Distinct miRNA profiles in human amniotic tissue and its vesicular and non-vesicular secretome

Nefertiti Chaves-Solano; Silvio Kau-Strebinger; Johannes Oesterreicher; Marianne Pultar; Wolfgang Holnthoner; Johannes Grillari; Simone Hennerbichler; Andreas Brandstetter; Andreas Spittler; Matthias Hackl; Susanne Wolbank; Asmita Banerjee; Adelheid Weidinger

doi:10.3389/fcell.2025.1692501

Distinct miRNA profiles in human amniotic tissue and its vesicular and non-vesicular secretome

Front Cell Dev Biol. 2025 Oct 29:13:1692501. doi: 10.3389/fcell.2025.1692501. eCollection 2025.

Authors

Nefertiti Chaves-Solano^{1

2}, Silvio Kau-Strebinger^{2

3}, Johannes Oesterreicher^{1

2}, Marianne Pultar^{2

4}, Wolfgang Holnthoner^{1

2}, Johannes Grillari^{1

2

5}, Simone Hennerbichler^{2

6}, Andreas Brandstetter⁷, Andreas Spittler^{2

8}, Matthias Hackl^{2

4}, Susanne Wolbank^{1

2}, Asmita Banerjee^#^{1

2}, Adelheid Weidinger^#^{1

2}

Affiliations

¹ Ludwig Boltzmann Institute for Traumatology, The Research Center in Cooperation with AUVA, Vienna, Austria.
² Austrian Cluster for Tissue Regeneration, Vienna, Austria.
³ Department of Biomedical Sciences and Pathobiology, Centre of Pathobiology, Unit of Morphology, University of Veterinary Medicine, Vienna, Austria.
⁴ TAmiRNA GmbH, Vienna, Austria.
⁵ Institute for Molecular Biotechnology, University of Natural Resources and Life Sciences, Vienna, Austria.
⁶ Red Cross Blood Transfusion Service of Upper Austria, Linz, Austria.
⁷ Department of Gynecology and Obstetrics, St. Josef Krankenhaus GmbH Vienna, Vienna, Austria.
⁸ Core Facilities, Unit Flow Cytometry and Surgical Research Laboratories, Medical University of Vienna, Vienna, Austria.

^# Contributed equally.

Abstract

Introduction: The human amniotic membrane (hAM) has largely been used in tissue regeneration and wound healing applications. A promising alternative to decellularized hAM or isolated cells is the usage of native viable hAM which contains and releases cell-derived bioactive factors that are known to enhance tissue regeneration. MicroRNAs (miRNAs) are known regulators of gene expression at post-transcriptional level and are important drivers of regeneration processes in several tissues. In this study, we characterized the miRNA profile of hAM tissue and its vesicular and non-vesicular secretome in the reflected and placental hAM as two spatially and physiologically distinct regions.

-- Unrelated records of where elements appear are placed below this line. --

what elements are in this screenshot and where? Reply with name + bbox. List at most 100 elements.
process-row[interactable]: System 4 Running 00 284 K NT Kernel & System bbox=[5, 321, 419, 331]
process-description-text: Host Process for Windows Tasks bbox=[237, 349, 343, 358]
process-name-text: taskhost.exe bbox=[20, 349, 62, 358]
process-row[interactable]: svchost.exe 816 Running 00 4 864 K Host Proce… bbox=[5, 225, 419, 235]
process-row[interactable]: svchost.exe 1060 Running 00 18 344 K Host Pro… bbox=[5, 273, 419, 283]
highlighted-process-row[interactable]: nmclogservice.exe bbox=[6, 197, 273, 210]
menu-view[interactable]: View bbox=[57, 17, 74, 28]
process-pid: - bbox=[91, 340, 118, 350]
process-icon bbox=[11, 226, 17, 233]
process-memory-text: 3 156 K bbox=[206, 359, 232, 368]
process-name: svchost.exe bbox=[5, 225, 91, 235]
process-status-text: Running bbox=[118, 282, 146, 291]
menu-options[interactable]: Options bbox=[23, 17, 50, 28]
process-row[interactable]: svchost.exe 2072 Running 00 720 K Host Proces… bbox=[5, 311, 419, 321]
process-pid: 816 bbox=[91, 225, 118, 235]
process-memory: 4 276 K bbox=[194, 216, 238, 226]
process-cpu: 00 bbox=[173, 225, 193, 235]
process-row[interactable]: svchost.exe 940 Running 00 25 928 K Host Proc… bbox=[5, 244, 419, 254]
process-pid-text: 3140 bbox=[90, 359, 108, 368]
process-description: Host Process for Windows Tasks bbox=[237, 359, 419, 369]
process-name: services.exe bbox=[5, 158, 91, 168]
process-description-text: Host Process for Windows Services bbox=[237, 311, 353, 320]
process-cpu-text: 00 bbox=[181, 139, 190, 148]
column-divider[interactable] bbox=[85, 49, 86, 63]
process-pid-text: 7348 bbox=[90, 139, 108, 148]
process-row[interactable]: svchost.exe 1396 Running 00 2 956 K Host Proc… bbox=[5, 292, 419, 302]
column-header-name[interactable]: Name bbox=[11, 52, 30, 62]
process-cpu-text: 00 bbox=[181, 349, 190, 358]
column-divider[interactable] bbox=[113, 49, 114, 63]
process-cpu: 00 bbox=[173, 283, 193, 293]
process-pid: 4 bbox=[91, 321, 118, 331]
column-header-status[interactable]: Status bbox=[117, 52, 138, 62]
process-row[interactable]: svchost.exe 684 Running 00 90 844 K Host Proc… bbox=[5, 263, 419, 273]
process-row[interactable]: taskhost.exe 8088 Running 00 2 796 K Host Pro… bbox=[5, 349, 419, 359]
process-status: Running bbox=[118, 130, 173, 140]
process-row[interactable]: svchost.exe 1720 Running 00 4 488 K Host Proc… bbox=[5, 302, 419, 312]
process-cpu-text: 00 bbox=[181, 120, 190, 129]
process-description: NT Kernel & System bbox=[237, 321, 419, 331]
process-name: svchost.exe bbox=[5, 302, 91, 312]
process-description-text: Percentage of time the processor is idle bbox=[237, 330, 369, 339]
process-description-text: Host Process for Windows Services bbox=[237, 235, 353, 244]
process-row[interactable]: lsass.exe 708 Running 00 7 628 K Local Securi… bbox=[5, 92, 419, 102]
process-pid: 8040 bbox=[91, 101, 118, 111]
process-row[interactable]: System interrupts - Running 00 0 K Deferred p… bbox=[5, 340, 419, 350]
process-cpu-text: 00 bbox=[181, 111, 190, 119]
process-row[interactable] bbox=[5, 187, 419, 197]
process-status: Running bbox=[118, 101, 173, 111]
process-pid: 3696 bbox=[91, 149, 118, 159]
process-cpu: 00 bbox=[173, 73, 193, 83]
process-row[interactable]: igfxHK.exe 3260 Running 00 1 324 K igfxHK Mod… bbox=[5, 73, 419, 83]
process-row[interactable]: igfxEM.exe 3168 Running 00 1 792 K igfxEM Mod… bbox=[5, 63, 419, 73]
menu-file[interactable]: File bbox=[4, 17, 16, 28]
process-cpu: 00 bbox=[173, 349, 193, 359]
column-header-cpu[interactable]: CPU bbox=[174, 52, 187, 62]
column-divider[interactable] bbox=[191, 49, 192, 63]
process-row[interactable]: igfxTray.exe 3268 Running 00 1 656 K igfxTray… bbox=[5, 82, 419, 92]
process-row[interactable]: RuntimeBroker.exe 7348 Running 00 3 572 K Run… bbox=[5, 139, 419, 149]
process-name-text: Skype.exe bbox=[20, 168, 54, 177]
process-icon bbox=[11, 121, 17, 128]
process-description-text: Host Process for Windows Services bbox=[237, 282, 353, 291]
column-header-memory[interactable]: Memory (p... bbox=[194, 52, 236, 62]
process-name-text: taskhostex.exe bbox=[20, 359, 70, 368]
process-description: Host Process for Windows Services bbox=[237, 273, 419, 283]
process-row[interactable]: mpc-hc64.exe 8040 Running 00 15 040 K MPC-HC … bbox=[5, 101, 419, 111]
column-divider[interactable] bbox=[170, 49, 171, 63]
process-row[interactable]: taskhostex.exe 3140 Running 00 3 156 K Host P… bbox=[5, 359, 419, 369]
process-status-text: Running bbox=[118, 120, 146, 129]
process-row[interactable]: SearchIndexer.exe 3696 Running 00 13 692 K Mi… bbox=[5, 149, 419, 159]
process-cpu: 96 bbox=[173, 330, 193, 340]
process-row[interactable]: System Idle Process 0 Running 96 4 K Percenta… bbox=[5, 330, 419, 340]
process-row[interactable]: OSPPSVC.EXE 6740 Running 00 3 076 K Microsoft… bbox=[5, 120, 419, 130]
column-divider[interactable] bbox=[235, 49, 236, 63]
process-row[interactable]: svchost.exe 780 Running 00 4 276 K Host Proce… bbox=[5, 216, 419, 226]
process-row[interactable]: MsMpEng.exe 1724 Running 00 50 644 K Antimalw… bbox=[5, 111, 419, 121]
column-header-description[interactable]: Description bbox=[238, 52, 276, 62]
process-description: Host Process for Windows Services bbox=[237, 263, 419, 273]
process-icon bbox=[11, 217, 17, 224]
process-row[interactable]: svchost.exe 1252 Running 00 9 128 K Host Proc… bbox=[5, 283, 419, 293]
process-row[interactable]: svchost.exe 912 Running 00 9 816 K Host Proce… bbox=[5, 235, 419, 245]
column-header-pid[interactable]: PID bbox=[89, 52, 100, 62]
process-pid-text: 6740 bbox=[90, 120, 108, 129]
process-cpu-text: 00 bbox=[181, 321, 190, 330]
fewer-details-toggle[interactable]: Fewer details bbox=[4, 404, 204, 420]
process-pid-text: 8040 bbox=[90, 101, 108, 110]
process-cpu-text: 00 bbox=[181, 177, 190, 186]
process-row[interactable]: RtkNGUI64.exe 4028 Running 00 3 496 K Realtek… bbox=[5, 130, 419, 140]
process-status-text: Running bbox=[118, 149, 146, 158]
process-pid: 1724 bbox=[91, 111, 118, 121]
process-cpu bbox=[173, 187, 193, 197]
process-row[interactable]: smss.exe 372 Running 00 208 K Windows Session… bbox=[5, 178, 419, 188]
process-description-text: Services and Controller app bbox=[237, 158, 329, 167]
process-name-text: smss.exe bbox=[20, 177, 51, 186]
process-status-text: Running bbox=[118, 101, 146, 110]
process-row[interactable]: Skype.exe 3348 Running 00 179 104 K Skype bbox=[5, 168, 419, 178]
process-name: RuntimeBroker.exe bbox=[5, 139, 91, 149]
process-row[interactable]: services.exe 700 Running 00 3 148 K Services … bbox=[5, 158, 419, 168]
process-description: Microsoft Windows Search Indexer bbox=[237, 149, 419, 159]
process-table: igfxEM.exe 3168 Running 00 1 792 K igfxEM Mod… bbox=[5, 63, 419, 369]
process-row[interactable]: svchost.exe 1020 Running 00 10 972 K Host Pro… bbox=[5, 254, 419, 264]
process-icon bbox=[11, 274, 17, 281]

Methods: Extracellular vesicles were enriched from the secretome by size exclusion chromatography (SEC). Small RNAs were determined by Next Generation Sequencing in the conditioned medium and in tissue.

Results: After SEC, we identified predominantly small hAM-derived EVs (≤200 nm) expressing CD81. The highest percentage of miRNA relative to all mapped reads was found in tissue (15%-40%), while 2%-15% were protein-bound and 3%-6% associated with EVs. Unsupervised clustering revealed distinct clusters of miRNA expression according to sample fraction (EV-associated, protein-bound, and tissue) and amniotic regions (reflected, placental). Gene ontology analysis linked EV-associated and tissue miRNAs to (smooth) muscle proliferation, while protein-bound miRNAs were associated with connective tissue development, chondrocyte differentiation and glial cell proliferation. Furthermore, correlation analysis of tissue miRNAs and extracellular expression identified EV-associated and protein-bound miRNAs specifically released from the tissue.

Conclusion: These findings support the assumption that native viable hAM could serve as a miRNA source for applications in regenerative medicine.

Keywords: extracellular vesicles; human amniotic membrane; miRNA; non-vesicular secretome; perinatal tissue; tissue regeneration; vesicular secretome.